Née dans le nord-ouest de la Syrie, elle décrit sa ville natale, Alep, comme étant « le foyer du tarab et des qudud ». « Les qudud sont connus depuis l’époque du prêtre syriaque Mar Ephrem, 306 ap. J.-C. Les marchands du monde entier qui passaient par Alep veillaient ensemble le soir, et chacun fredonnait un air venu de son pays. Les Alépins ne retenaient que l’air musical, puisqu’ils ne comprenaient pas les paroles, en faisaient d’autres chansons. Donc ils changeaient les paroles en les adaptant aux airs d’origine. Les qudud racontent notre histoire et celle de l’humanité. Depuis toujours, Alep a été un point de passage incontournable sur la Route de la soie. Sa place géographique, littéraire et artistique a favorisé son développement économique et social. De tout temps, la Syrie a bénéficié d’une grande diversité culturelle », affirme Baghdoud. Habiter en Egypte n’est pas uniquement un moyen de fuir la guerre ou combattre la peur, ni « un manque de patriotisme », comme peuvent le dire certains. « Je n’aime pas rester les mains croisées. En Egypte, j’ai choisi de réussir ma vie », dit Cybelle Baghdoud, diplômée en sciences naturelles de l’Université d’Alep. Ses années universitaires ont été précédées par une éducation stricte chez les religieuses arméniennes, aux établissements scolaires d’Al-Zanabeq, puis Al-Iman. « A l’école, j’étais chargée d’animer toutes les activités musicales. Je voulais faire des études en musique au Conservatoire de Damas. Néanmoins, mes parents ont refusé que je m’éloigne d’Alep », raconte Baghdoud.

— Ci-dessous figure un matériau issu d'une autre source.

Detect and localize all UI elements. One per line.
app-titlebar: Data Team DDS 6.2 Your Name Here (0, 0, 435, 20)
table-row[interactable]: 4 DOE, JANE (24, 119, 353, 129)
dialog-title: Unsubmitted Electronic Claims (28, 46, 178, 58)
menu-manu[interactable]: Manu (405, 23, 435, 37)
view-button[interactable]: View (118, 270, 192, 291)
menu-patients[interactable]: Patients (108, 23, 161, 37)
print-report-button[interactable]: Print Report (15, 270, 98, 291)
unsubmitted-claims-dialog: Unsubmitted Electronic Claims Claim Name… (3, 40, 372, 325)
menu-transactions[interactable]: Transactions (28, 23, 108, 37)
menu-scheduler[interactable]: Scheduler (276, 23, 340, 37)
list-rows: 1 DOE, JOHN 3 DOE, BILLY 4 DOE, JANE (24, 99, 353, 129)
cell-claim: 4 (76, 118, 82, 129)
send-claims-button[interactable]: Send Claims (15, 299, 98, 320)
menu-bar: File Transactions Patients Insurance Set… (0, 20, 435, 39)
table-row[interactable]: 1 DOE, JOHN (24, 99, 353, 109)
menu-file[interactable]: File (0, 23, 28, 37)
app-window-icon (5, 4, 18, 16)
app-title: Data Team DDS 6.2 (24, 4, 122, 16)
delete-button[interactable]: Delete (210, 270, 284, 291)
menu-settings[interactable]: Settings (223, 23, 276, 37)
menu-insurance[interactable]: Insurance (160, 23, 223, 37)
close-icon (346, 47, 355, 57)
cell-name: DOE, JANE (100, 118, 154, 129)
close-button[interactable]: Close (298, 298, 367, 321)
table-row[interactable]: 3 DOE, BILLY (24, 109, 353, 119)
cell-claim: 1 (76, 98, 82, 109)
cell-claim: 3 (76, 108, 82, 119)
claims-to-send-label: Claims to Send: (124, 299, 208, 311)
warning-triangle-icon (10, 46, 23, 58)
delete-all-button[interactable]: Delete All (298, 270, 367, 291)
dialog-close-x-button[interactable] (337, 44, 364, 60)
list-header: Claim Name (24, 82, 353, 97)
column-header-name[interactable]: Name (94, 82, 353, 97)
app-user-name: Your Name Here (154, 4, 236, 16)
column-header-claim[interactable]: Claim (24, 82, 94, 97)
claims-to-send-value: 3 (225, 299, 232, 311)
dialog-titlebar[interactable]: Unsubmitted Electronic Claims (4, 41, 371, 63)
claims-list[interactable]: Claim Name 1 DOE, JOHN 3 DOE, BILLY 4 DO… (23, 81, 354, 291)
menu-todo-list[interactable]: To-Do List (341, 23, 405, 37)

Ce sont ses parents qui ont découvert sa passion pour le chant, depuis sa tendre enfance. Son père, Antoine Baghdoud, et sa mère, Rose Karazivan, sont tous les deux architectes. « Ma mère avait une très belle voix, on la surnommait la Fayrouz d’Alep. Elle chantait avec la chorale de l’église maronite d’Alep, tout en me tenant dans ses bras, encore enfant. Je ne cessais de tirer le micro ! », se souvient-elle.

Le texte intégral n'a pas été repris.